A few hours after Toronto Police Chief Bill Blair confirmed the existence of the Rob Ford crack tape, the mayor called a press conference in front of his office at City Hall. It was Halloween, and his staff had done the place up in dollar-store décor: cotton cobwebs, fake blood, a plastic sheet printed with two Grim Reapers on the window. For a few minutes, the live feed on CP24 was a tight shot of one Reaper’s howling face, with the caption: FORD ABOUT TO SPEAK. The Reapers stayed behind Ford for the whole thing. When he returned to his office—after repeating his refusal to resign—the fake cobwebs inside seemed to engulf him like smoke.
“I can’t handle it,” my friend texted me, “it’s a Halloween miracle!” Throughout the press conference, the word “backdrop” trended on Twitter.
The press conference was surely one of the most bizarre and hilarious events in recent political history. It was just so Rob Ford: the indignity of defending his office in front of cheap seasonal decorations, and the obliviousness to this indignity. It fit well with the mayor’s recent pattern of setting up unconvincing diversions for a media (and public) that just wouldn’t let go of the whole crack thing. Like screaming about subways and the trip to Texas, Ford’s Halloween decor felt like an attempt to distract and minimize that, by virtue of its lameness, only magnified his failure.
After the allegations about Ford’s crack use were first published in Gawker, I wrote about how his mayoralty was essentially about irony: he superficially played the blue-collar schlub, all while wielding power and authority like the rich white guy he actually is. But at the Halloween press conference, as the mayor offered a non-defense defense of his political life in front of a literal image of the Grim Reaper, it was clear that irony was dead in the Ford regime. Now, the messaging matched reality. After years of populist pretense, the Halloween backdrop made visible the themes of deception, moral deformity, bloodshed (at least in the case of Anthony Smith), and approaching doom that defined Ford’s mayoralty. It’s a perfect culmination. Because—as we now know—Ford’s rule was never about footballs and cars and hotdogs at the family BBQ; it was secrets and disguises, hidden realms, shady meetings at night in the woods. Ford gave us a bunch of bullshit on Thursday, but he also gave us the proper metaphor for Ford Nation: Halloween.

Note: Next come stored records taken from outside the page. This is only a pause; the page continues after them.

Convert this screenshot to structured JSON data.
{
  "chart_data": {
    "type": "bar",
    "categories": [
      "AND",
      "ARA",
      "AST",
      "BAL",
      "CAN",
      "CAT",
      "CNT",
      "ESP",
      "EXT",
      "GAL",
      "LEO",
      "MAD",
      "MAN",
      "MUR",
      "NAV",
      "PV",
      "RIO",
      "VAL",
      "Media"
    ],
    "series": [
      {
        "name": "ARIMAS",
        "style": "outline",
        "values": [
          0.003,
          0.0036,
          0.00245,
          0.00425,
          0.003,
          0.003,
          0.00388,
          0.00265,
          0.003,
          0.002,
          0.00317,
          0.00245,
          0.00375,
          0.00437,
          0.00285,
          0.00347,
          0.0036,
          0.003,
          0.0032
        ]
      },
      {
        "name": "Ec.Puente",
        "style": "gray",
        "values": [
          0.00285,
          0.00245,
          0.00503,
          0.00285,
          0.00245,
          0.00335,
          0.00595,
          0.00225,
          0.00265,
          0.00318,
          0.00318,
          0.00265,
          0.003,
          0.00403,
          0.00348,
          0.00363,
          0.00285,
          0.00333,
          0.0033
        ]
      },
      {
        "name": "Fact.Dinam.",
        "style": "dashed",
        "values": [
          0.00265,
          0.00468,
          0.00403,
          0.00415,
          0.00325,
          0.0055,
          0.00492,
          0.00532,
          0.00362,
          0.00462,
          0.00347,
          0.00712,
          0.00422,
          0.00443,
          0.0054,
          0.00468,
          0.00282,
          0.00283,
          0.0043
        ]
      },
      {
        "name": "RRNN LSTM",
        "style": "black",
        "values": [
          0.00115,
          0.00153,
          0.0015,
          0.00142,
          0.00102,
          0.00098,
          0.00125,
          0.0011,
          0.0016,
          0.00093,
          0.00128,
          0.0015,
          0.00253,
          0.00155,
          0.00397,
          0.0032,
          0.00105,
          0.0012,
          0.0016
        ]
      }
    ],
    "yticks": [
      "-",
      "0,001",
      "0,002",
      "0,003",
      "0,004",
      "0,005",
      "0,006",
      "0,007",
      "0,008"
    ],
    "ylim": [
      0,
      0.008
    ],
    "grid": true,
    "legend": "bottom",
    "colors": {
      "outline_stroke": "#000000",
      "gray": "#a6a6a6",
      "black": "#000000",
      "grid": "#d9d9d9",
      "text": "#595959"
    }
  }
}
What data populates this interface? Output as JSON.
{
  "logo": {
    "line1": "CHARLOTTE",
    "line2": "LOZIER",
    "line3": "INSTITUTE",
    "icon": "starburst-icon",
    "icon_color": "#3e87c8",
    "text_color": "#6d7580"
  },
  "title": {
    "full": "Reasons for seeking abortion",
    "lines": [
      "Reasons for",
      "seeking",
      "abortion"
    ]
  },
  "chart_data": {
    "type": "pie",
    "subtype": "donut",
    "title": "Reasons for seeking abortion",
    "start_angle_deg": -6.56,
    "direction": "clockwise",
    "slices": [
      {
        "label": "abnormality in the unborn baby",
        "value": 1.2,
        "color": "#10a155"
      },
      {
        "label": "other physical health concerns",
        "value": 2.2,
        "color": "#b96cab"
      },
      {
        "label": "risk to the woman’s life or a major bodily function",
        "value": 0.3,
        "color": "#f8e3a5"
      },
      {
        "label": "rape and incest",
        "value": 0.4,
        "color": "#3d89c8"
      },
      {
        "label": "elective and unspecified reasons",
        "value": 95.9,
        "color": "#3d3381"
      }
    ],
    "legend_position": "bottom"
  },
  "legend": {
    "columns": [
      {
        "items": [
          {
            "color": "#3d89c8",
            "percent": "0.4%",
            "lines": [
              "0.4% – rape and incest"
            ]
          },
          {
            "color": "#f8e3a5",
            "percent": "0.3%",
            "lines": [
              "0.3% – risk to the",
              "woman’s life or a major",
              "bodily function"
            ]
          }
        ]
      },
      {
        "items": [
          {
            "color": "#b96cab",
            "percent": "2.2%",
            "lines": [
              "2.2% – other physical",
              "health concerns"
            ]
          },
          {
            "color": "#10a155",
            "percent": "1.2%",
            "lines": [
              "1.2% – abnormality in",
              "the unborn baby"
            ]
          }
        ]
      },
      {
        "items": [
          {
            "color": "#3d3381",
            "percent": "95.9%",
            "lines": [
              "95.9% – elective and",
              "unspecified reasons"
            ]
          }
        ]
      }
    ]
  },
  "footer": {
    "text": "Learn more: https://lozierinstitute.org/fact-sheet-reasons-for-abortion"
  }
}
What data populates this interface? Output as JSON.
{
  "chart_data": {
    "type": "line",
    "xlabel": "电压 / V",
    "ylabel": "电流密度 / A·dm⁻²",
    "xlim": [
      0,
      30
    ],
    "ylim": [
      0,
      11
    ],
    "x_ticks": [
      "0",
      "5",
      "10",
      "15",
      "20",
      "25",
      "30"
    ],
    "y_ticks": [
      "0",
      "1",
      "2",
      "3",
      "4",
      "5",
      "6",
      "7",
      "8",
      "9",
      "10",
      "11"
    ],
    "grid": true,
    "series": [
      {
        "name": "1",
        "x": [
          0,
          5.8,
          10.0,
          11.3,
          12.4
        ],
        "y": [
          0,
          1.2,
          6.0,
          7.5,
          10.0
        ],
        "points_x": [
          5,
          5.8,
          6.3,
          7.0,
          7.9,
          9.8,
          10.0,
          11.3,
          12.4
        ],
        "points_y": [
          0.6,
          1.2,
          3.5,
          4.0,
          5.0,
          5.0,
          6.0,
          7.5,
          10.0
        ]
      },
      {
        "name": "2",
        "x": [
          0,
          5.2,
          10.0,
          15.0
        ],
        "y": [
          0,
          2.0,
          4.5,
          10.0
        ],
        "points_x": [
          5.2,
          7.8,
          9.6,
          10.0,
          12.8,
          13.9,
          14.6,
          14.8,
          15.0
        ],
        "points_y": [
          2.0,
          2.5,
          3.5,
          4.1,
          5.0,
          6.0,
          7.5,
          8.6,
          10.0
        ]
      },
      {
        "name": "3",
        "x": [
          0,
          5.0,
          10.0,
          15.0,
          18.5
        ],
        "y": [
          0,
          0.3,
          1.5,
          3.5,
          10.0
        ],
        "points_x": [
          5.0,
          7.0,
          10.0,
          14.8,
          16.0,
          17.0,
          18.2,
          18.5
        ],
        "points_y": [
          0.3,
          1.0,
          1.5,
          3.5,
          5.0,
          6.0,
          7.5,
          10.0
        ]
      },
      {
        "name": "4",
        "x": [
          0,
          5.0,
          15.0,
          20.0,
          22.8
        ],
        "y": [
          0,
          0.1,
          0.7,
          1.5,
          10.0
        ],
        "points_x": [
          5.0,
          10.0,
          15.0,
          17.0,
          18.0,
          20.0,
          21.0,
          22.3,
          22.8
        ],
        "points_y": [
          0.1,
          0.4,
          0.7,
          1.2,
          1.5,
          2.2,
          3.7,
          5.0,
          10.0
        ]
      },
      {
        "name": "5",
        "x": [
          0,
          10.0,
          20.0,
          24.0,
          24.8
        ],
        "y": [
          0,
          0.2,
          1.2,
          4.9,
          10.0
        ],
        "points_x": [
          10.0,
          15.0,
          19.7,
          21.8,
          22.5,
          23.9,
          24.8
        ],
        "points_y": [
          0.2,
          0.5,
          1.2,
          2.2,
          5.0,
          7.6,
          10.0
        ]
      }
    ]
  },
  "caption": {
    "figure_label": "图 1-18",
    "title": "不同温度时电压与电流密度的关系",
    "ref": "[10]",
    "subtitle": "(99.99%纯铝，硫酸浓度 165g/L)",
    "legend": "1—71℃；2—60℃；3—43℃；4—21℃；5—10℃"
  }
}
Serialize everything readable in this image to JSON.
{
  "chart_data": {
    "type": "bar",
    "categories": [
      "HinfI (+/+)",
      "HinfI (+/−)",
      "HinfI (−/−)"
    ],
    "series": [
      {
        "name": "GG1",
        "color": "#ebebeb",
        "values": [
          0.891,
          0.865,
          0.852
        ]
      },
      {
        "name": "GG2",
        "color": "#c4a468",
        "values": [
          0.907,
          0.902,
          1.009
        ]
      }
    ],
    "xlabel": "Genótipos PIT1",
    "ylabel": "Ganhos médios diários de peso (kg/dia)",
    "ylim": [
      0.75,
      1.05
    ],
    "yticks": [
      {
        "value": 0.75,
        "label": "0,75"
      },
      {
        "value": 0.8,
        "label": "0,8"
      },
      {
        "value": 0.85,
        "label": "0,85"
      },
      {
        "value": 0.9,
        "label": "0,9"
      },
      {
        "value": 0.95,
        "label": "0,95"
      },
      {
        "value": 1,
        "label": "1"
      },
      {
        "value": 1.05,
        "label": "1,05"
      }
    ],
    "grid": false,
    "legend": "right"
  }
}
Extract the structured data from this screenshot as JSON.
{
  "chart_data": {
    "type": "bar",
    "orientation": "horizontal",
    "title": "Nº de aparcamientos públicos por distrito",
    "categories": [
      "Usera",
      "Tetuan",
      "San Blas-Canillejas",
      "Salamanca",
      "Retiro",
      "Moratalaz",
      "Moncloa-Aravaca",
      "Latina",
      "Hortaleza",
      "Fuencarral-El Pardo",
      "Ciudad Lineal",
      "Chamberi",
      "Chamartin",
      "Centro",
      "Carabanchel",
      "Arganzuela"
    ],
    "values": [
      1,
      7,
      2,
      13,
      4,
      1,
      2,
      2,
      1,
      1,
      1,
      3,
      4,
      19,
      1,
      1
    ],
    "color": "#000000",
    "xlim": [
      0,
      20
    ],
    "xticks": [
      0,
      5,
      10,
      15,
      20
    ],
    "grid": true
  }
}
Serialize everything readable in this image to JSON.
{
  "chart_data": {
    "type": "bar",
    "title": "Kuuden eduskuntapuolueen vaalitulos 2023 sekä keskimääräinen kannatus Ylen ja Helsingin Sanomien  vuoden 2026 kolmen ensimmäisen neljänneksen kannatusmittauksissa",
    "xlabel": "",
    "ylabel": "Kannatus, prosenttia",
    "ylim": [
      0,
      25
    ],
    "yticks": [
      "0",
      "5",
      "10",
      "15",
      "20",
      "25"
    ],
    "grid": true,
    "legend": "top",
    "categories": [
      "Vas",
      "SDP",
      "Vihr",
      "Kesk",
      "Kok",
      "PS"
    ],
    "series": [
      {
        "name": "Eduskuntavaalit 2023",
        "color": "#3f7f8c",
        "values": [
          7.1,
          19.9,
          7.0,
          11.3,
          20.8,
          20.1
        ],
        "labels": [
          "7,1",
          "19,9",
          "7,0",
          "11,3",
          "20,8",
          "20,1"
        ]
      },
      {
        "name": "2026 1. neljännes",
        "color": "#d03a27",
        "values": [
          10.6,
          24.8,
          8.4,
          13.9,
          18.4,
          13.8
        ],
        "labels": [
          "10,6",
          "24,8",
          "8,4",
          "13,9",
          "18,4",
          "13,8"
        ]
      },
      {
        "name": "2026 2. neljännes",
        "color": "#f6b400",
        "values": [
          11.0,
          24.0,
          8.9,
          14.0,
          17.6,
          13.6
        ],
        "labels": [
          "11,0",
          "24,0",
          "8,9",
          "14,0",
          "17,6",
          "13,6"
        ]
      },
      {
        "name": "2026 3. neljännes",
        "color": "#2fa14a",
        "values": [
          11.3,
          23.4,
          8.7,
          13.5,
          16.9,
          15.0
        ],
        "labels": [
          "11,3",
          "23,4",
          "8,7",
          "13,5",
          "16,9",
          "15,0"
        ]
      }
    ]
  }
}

A couple days before this, Ford led reporters through a tour of his “haunted office,” a jumble of hokey props and machine-gun sound effects he dubbed “The House of Frankenford.” On a video of the tour, Ford shows the crowd various things—a plastic snake, a few fake skulls—but we only see him between bursts of light, as the photographers’ flashes go on and off. His expression is affable—jokey and at ease. If you didn’t know better, he could be a dorky but well-meaning neighbourhood dad. But towards the end, he starts talking to someone off camera, and, in one moment of light, we see the levity is gone: he’s red-faced, sauna-sweaty, wiping his scrunchy brow with a tissue. He looks agonized. The effort is killing him. You can tell he knows.